Sigmoid	1/(1+e⁻ˣ)	Outputs (0,1), used in binary output layers
Tanh	(eˣ-e⁻ˣ)/(eˣ+e⁻ˣ)	Outputs (-1,1), centred
GeLU	x·Φ(x)	Smooth ReLU, used in transformers
Softmax	eˣⁱ/Σeˣʲ	Multi-class output probabilities

GeLU is the activation used in most modern transformer-based embedding models.

Key neural network architectures for inference

Architecture	Primary use in inference
MLP (Feedforward)	Classification heads, tabular tasks
CNN	Image encoding, OCR, visual document processing
RNN / LSTM	Sequence modelling (largely superseded)
Transformer	Text embedding, reranking, language generation
Vision Transformer (ViT)	Image embedding, multimodal models

Transformer-based models dominate modern embedding and reranking. SIE hosts 85+ models built on these architectures.

Shallow vs deep networks

Shallow networks (1-2 hidden layers) can approximate many functions but require exponentially more neurons to match the efficiency of deeper networks on complex tasks.

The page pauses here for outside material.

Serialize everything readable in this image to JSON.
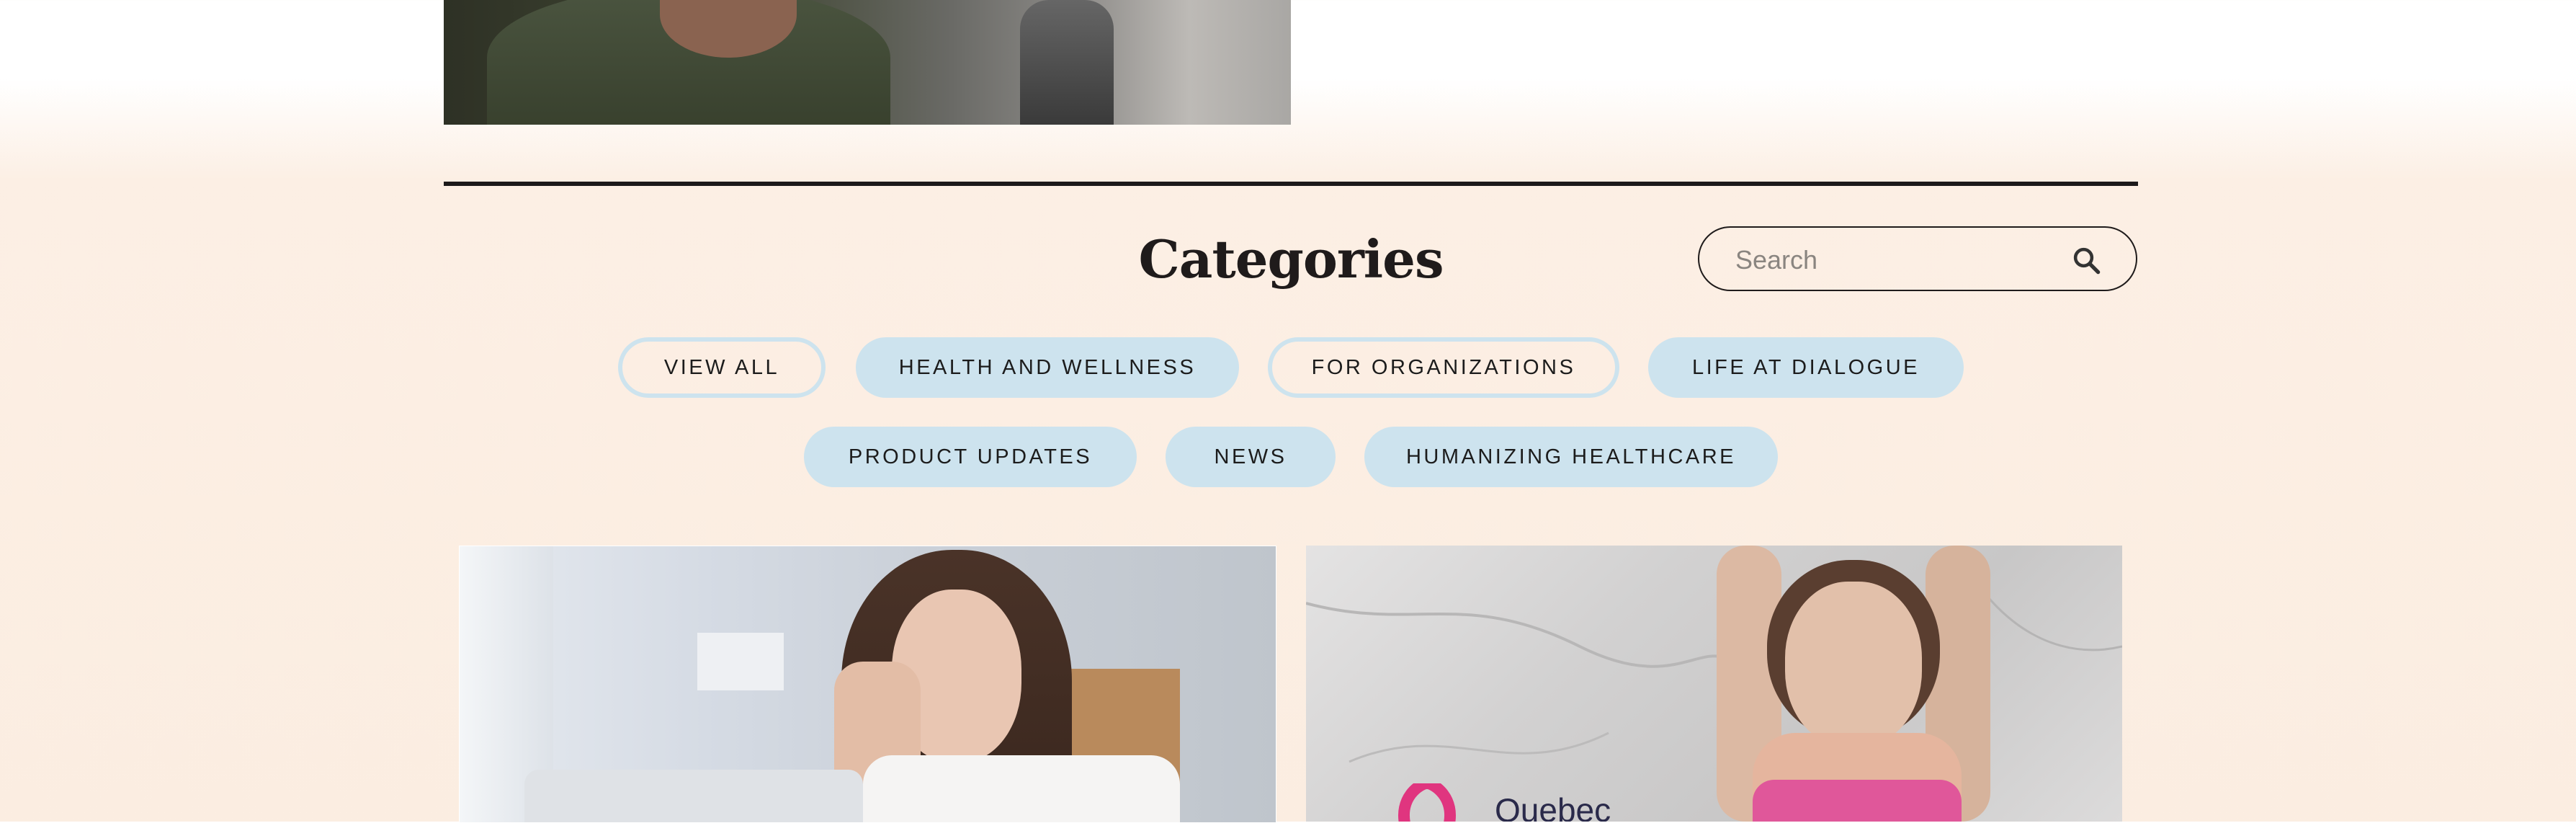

Deep networks (many layers) learn hierarchical representations: early layers detect simple patterns, later layers compose them into complex concepts. This hierarchy is what makes transformers so effective at language.

What does “parameters” mean in a model?

Parameters = the total count of learnable weights and biases. More parameters → more capacity → higher accuracy potential, but also more memory, slower inference, and more data needed to train.

Model	Parameters	Use case
BAAI/bge-small-en	33M	Fast, lightweight embedding
BAAI/bge-m3	570M	Multilingual, high accuracy
BAAI/bge-reranker-v2-gemma	2.5B	Highest-accuracy reranking

SIE’s GPU batching makes serving larger models at production scale practical. See the model hub for full specs.

Frequently asked questions

How is a neural network different from a traditional ML model? Traditional models (linear regression, decision trees, SVMs) require hand-crafted features. Neural networks learn their own feature representations directly from raw data.

What is overfitting in a neural network? When a model memorises training data instead of generalising. Detected by a growing gap between training and validation loss. Addressed with dropout, regularisation, early stopping, and more data.

What does self-hosted inference mean for neural networks? Running the neural network’s forward pass (prediction step) on your own hardware rather than sending inputs to a cloud API. SIE provides this for embedding and reranking models.